Komandan Resimen Dikagetkan Tank Jadi-jadian
Kisah para prajurit yang kerap keliru menerjemahkan keadaan. Situasi haru mendadak berubah menjadi kepanikan.
Setelah pertempuran Titi Bambu, Letkol Djamin Gintings memerintahkan penggotongan keenam prajurit Kompi Markas yang masih hidup ke Kampung Suka. Dalam proses evakuasi dan identifikasi, tiga orang prajurit tak ditemukan. Mereka ternyata hanyut terbawa arus Sungai Lau Biang yang deras. Sementara itu, enam prajurit lainnya dipastikan meninggal. Dalam suasana penuh duka, komandan Resimen I Sumatra itu tetiba dikejutkan oleh suara teriakan.
“Awas, Tank datang!”
Mendengarnya, sontak saja situasi dilanda hiruk-pikuk. Dikira tentara Belanda datang. Tapi, mujurlah kepanikan itu tak berlangsung lama. Sejurus kemudian diketahui bahwa tank yang digembar-gemborkan itu adalah kereta lembu petani yang baru pulang dari ladang. Deru langkah lembu itu memang terdengar menghentak tanah dengan keras.
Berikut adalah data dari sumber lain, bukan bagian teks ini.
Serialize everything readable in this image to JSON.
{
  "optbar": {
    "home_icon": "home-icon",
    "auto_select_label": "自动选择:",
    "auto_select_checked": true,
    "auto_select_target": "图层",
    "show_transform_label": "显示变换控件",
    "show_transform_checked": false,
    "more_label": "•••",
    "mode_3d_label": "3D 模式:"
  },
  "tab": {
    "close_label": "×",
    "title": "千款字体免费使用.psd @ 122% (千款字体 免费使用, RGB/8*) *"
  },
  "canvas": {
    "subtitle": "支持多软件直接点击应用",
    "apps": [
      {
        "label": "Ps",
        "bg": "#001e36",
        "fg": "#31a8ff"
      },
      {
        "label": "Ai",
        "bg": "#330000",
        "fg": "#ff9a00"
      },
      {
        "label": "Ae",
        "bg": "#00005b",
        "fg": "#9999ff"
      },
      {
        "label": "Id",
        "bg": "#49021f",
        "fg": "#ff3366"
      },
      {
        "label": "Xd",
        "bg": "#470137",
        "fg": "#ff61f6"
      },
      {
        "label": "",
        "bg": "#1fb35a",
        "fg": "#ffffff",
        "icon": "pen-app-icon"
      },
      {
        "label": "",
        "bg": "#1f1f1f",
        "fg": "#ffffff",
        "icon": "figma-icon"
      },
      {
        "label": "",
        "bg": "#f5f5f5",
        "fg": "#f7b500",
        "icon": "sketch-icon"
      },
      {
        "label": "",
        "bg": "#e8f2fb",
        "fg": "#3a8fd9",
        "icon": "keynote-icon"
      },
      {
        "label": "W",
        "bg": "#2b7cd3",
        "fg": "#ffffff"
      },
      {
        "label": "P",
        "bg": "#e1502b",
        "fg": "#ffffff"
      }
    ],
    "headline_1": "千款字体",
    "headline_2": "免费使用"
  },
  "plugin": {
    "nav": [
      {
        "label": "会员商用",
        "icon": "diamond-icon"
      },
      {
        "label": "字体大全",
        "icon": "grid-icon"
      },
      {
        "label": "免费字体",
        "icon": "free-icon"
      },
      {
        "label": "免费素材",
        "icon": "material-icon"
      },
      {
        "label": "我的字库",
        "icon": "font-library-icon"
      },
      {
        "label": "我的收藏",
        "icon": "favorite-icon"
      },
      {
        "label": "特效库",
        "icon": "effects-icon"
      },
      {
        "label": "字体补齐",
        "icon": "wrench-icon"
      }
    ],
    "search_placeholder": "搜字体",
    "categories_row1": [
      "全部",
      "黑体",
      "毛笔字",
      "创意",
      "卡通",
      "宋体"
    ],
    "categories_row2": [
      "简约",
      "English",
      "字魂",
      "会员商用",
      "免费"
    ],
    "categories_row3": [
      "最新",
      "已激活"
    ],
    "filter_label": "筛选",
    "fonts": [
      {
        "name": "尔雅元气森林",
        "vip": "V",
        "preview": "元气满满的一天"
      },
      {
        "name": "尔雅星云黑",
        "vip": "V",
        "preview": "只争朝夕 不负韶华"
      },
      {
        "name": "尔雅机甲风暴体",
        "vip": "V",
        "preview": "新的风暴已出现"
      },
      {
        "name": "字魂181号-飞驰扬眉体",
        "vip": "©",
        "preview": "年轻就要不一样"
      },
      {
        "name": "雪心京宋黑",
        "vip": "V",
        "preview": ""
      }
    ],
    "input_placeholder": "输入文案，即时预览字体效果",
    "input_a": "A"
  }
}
“Dalam suasana sedemikian haru dan duka masih ada prajurit-prajurit kita yang mampu rupanya membuat lelucon,” kenang Gintings dalam catatan hariannya yang diterbitkan dengan judul Titi Bambu: Saksi Bisu Tumpahnya Darah Pejuang Resimen IV, Divisi X dalam Perang Gerilya.
Baca juga: Istri Jenderal Minta Panser
Gintings cepat berpaling begitu keadaan terkendali kembali. Ia melanjutkan proses evakuasi terhadap jenazah-jenazah pasukannya yang terbaring di tanah. Kampung terdekat dari Sungai Lau Biang adalah Seberaya, sekaligus markas darurat Resimen I. Dengan tandu yang terbuat dari bambu, tubuh para prajurit nahas itu dibawa ke Seberaya untuk dimakamkan.
Menunggu pemakaman, jenazah disemayamkan di sebuah ruangan yang dijaga pasukan Kawal Kehormaan. Seluruh perhatian pasukan Resimen I ditujukan kepada peristiwa yang baru saja terjadi pada siang harinya. Tak dilupakan pula enam prajurit lainnya yang mengalami luka-luka berat. Malam itu diambil keputusan untuk memakamkan ke-6 prajurit Kompi Markas Resimen I pada keesokannya, 22 Agustus 1947 pukul 9 pagi. Sempat timbul ketakutan di kalangan pasukan bahwa Belanda akan datang menyerang. Tetapi, risiko itu diambil oleh komandan resimen.
Dalam suasana perkabungan itu, insiden yang menggegerkan terjadi lagi. Seorang prajurit dari Kawal Kehormatan melaporkan bahwa tikar penutup salah satu jenazah bergerak-gerak. Kemungkinan ada yang masih hidup, begitu katanya. Untuk memastikannya, Gintings memanggil Semin Sinuraya, staf bagian kesehatan Resimen I, untuk melakukan pemeriksaan.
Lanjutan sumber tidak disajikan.